Chapter 12: A Place for Ghosts
Some days, I pretend I'm just another man.
Not immortal. Not cursed. Not a figure whispered about in the shadows.
Just a man with too much time and too many memories.
---
It was raining in Vienna when I arrived. Grey skies, soft drizzle, that kind of weather that feels like a long sigh. I hadn't been back in over a century. Not since Elise.
I didn't come for a favor. Or for business. I came because something inside me ached. Something wordless.
The city had changed, but the scent of the streets hadn't — stone, rain, pastry, wet bark. Music still floated from windows. The past lingered here, softer than most places.

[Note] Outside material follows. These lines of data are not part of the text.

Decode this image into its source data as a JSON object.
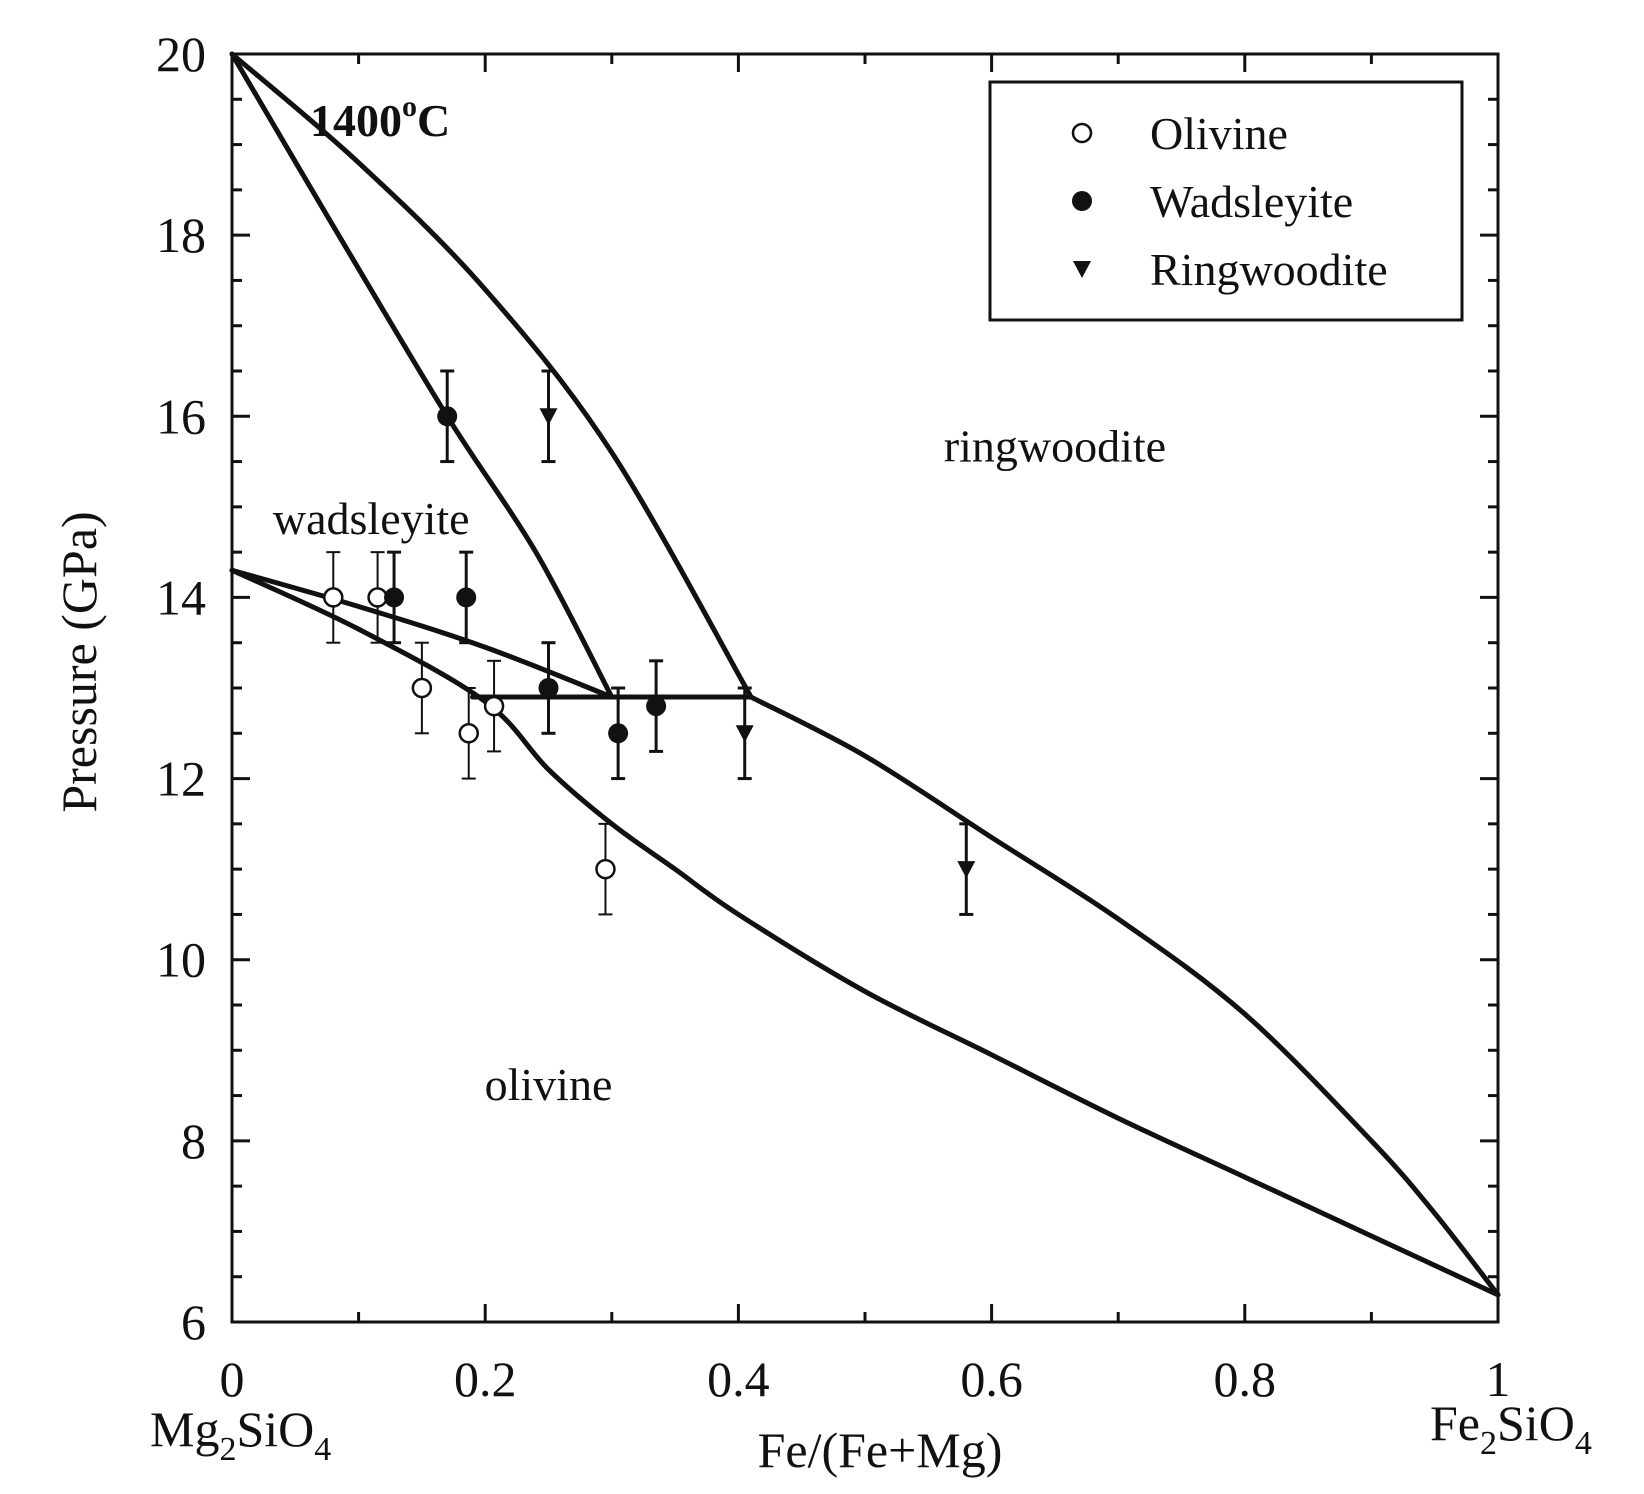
{
  "chart_data": {
    "type": "scatter",
    "title": "",
    "annotation": {
      "text": "1400",
      "sup": "o",
      "unit": "C"
    },
    "xlabel": "Fe/(Fe+Mg)",
    "ylabel": "Pressure (GPa)",
    "xlim": [
      0,
      1
    ],
    "ylim": [
      6,
      20
    ],
    "x_ticks": [
      {
        "value": 0,
        "label": "0"
      },
      {
        "value": 0.2,
        "label": "0.2"
      },
      {
        "value": 0.4,
        "label": "0.4"
      },
      {
        "value": 0.6,
        "label": "0.6"
      },
      {
        "value": 0.8,
        "label": "0.8"
      },
      {
        "value": 1,
        "label": "1"
      }
    ],
    "y_ticks": [
      {
        "value": 6,
        "label": "6"
      },
      {
        "value": 8,
        "label": "8"
      },
      {
        "value": 10,
        "label": "10"
      },
      {
        "value": 12,
        "label": "12"
      },
      {
        "value": 14,
        "label": "14"
      },
      {
        "value": 16,
        "label": "16"
      },
      {
        "value": 18,
        "label": "18"
      },
      {
        "value": 20,
        "label": "20"
      }
    ],
    "endmembers": {
      "left": {
        "base": "Mg",
        "sub1": "2",
        "mid": "SiO",
        "sub2": "4"
      },
      "right": {
        "base": "Fe",
        "sub1": "2",
        "mid": "SiO",
        "sub2": "4"
      }
    },
    "grid": false,
    "legend_position": "top-right",
    "legend": [
      {
        "label": "Olivine",
        "marker": "open-circle"
      },
      {
        "label": "Wadsleyite",
        "marker": "filled-circle"
      },
      {
        "label": "Ringwoodite",
        "marker": "filled-triangle-down"
      }
    ],
    "region_labels": [
      {
        "text": "ringwoodite",
        "x": 0.65,
        "y": 15.5
      },
      {
        "text": "wadsleyite",
        "x": 0.11,
        "y": 14.7
      },
      {
        "text": "olivine",
        "x": 0.25,
        "y": 8.45
      }
    ],
    "series": [
      {
        "name": "Olivine",
        "marker": "open-circle",
        "points": [
          {
            "x": 0.08,
            "y": 14.0,
            "err": 0.5
          },
          {
            "x": 0.115,
            "y": 14.0,
            "err": 0.5
          },
          {
            "x": 0.15,
            "y": 13.0,
            "err": 0.5
          },
          {
            "x": 0.187,
            "y": 12.5,
            "err": 0.5
          },
          {
            "x": 0.207,
            "y": 12.8,
            "err": 0.5
          },
          {
            "x": 0.295,
            "y": 11.0,
            "err": 0.5
          }
        ]
      },
      {
        "name": "Wadsleyite",
        "marker": "filled-circle",
        "points": [
          {
            "x": 0.128,
            "y": 14.0,
            "err": 0.5
          },
          {
            "x": 0.17,
            "y": 16.0,
            "err": 0.5
          },
          {
            "x": 0.185,
            "y": 14.0,
            "err": 0.5
          },
          {
            "x": 0.25,
            "y": 13.0,
            "err": 0.5
          },
          {
            "x": 0.305,
            "y": 12.5,
            "err": 0.5
          },
          {
            "x": 0.335,
            "y": 12.8,
            "err": 0.5
          }
        ]
      },
      {
        "name": "Ringwoodite",
        "marker": "filled-triangle-down",
        "points": [
          {
            "x": 0.25,
            "y": 16.0,
            "err": 0.5
          },
          {
            "x": 0.405,
            "y": 12.5,
            "err": 0.5
          },
          {
            "x": 0.58,
            "y": 11.0,
            "err": 0.5
          }
        ]
      }
    ],
    "boundaries": [
      {
        "points": [
          [
            0,
            20
          ],
          [
            0.08,
            18.1
          ],
          [
            0.17,
            16.0
          ],
          [
            0.24,
            14.5
          ],
          [
            0.3,
            12.9
          ]
        ]
      },
      {
        "points": [
          [
            0,
            20
          ],
          [
            0.1,
            18.8
          ],
          [
            0.2,
            17.4
          ],
          [
            0.3,
            15.6
          ],
          [
            0.41,
            12.9
          ]
        ]
      },
      {
        "points": [
          [
            0,
            14.3
          ],
          [
            0.1,
            13.9
          ],
          [
            0.2,
            13.45
          ],
          [
            0.3,
            12.9
          ]
        ]
      },
      {
        "points": [
          [
            0,
            14.3
          ],
          [
            0.1,
            13.65
          ],
          [
            0.2,
            12.85
          ],
          [
            0.25,
            12.1
          ],
          [
            0.3,
            11.5
          ],
          [
            0.35,
            11.0
          ],
          [
            0.4,
            10.5
          ],
          [
            0.5,
            9.65
          ],
          [
            0.6,
            8.95
          ],
          [
            0.7,
            8.25
          ],
          [
            0.8,
            7.6
          ],
          [
            0.9,
            6.95
          ],
          [
            1.0,
            6.3
          ]
        ]
      },
      {
        "points": [
          [
            0.41,
            12.9
          ],
          [
            0.5,
            12.25
          ],
          [
            0.6,
            11.35
          ],
          [
            0.7,
            10.45
          ],
          [
            0.8,
            9.4
          ],
          [
            0.9,
            8.0
          ],
          [
            0.95,
            7.2
          ],
          [
            1.0,
            6.3
          ]
        ]
      },
      {
        "points": [
          [
            0.19,
            12.9
          ],
          [
            0.41,
            12.9
          ]
        ]
      }
    ]
  }
}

I walked to an address I hadn't written down, yet my feet remembered.
There was nothing left.
The house was gone. Replaced by a sleek apartment complex. No trace of the wooden garden gate. No roses climbing the brick wall. No laughter echoing from the windows.
Just glass and concrete.
And ghosts.
---
Her name was Elise. She taught violin to neighborhood children. I met her after a debt collection that ended in blood and silence. I had needed music, and she had opened her door.
She never asked about my past. She never asked why I flinched at thunder or refused to sleep more than four hours.
We shared soup. We shared silence.
She smiled like the world wasn't broken.
I almost stayed. For her.
But when the fever came, and the streets turned to mourning, I couldn't save her.
I buried her in the garden behind the house.
I planted roses because they were her favorite.
When I left, I told myself I wouldn't return.
And yet, here I was. Standing in the rain. Listening to the faint echo of a life that almost changed mine.
---
I found a small café nearby, the kind with scratched wooden tables and the smell of burnt sugar. I sat by the window and ordered tea I wouldn't finish.
A child laughed behind me.
A couple argued quietly in the corner.
And I felt something heavy settle in my chest.
I live among people, but I don't belong to them.
I offer miracles, but I cannot ask for them.
And as long as I carry this curse, I will never be held without cost.
---
I left the café just before dusk. The clouds broke open briefly, casting golden light across the rooftops.
I stood there, soaking it in.
Then I took a photograph out of my coat pocket.
Elise. Smiling. Holding her violin like it was part of her body.
I slipped it into the soil by the tree where the garden used to be.
Then I walked away, not looking back.
Not because I didn't care.
But because I did.
And that's the hardest part of living forever.
You remember everything.
Even when there's no one left to remember with you.